A: Write a program that tests initial populations from 1 to 100,000. Find all populations that do not eventually become extinct.

Write your answer here:

B: Find the value of the initial population that eventually goes extinct but that has the largest number of time cycles before it does.

Write your answer here:

The general idea of what I have so far is (lacking sytanx) is this with P representing the population

int generations = 0;

{

if (P is odd) //I'll use a modulus modifier to divide by two and if the result is not 0 then I'll know it's odd

P = 3P + 1

else

P = 1/2 P

generations = generations + 1

}

The problem for me is that I'm uncertain how to tell what numbers will not go extinct or how to figure out which population takes the longest time to go extinct. Any suggestions would be helpful.

Answer 1

Basically what you want to do is this: wrap your code into a while-loop that exits if either P==1 or generations > someMaxValue.

Wrap this construct into a for-loop that counts from 1 to 100,000 and uses this count to set the initial P.

If you always store the generations after your while-loop (eg into an array) you can then search for the greatest element in the array.

Answer 2

This problem can actually be harder than it looks at the first sight. First, you should use memorization to speed things up - for example, with 3 you get 3 -> 10 -> 5 -> 16 -> 8 -> 4 -> 2 -> 1 -> 0, so you know the answer for all those numbers as well (note that every power of 2 will extinct).

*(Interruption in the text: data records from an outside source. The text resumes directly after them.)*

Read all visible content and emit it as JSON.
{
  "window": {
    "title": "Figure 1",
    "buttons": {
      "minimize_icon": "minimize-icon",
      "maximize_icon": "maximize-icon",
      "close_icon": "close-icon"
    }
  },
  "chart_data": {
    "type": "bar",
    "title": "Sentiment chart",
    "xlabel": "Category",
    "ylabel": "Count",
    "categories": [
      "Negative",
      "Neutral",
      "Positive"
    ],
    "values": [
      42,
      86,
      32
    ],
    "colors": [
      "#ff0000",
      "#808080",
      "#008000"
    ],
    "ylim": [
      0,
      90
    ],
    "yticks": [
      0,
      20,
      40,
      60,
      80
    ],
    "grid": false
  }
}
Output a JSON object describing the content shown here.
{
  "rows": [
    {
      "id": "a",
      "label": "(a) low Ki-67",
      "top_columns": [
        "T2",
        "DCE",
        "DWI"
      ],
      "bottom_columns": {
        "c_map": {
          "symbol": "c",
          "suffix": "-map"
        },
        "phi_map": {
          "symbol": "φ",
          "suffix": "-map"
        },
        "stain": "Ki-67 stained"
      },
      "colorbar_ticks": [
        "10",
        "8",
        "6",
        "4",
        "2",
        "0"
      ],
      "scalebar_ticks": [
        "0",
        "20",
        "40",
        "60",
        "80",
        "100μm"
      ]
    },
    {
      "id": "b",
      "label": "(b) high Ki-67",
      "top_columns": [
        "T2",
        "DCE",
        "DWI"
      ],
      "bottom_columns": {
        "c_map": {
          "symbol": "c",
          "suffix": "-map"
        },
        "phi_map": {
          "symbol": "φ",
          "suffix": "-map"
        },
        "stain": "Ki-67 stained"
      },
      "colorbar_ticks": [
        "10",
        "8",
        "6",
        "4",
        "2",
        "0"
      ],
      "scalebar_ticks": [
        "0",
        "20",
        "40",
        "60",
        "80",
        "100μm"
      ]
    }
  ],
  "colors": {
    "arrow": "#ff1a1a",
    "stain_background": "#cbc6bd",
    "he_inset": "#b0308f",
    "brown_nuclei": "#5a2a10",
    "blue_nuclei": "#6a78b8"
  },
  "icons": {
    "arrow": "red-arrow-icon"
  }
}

But as pointed out by @Jerry, the problem is with the generations which eventually do not extinct - it will be difficult to say when to actually stop. The only chance is that there will (always) be a recurrence (number of organisms you already passed once when examining the current number of organisms), then you can say for sure that the organisms will not extinct.

Edit: I hacked a solution quickly and if it is correct, you are lucky - every population between 1-100,000 seems to eventually extinct (as my program terminated so I didn't actually need to check for recurrences). Will not give you the solution for now so that you can try by yourself and learn, but according to my program the largest number of cycles is 351 (and the number is close to 3/4 of the range). According to the google search for Collatz conjecture, that is a correct number (they say 350 to go to population of 1, where I'm adding one extra cycle to 0), also the initial population number agrees.

One additional hint: Check for integer overflow, and use 64-bit integer (unsigned __int64, unsigned long long) to calculate the population growth, as with 32-bit unsignet int, there is already an overflow in the range of 1-100,000 (the population can indeed grow much higher intermediately) - that was a problem in my initial solution, although it did not change the result. With 64-bit ints I was able to calculate up to 100,000,000 in relatively decent time (didn't try more; optimized release MSVC build), for that I had to limit the memo table to first 80,000,000 items to not go out of memory (compiled in 32-bit with LARGEADDRESSAWARE to be able to use up to 4 GB of memory - when compiled 64-bit the table could of course be larger).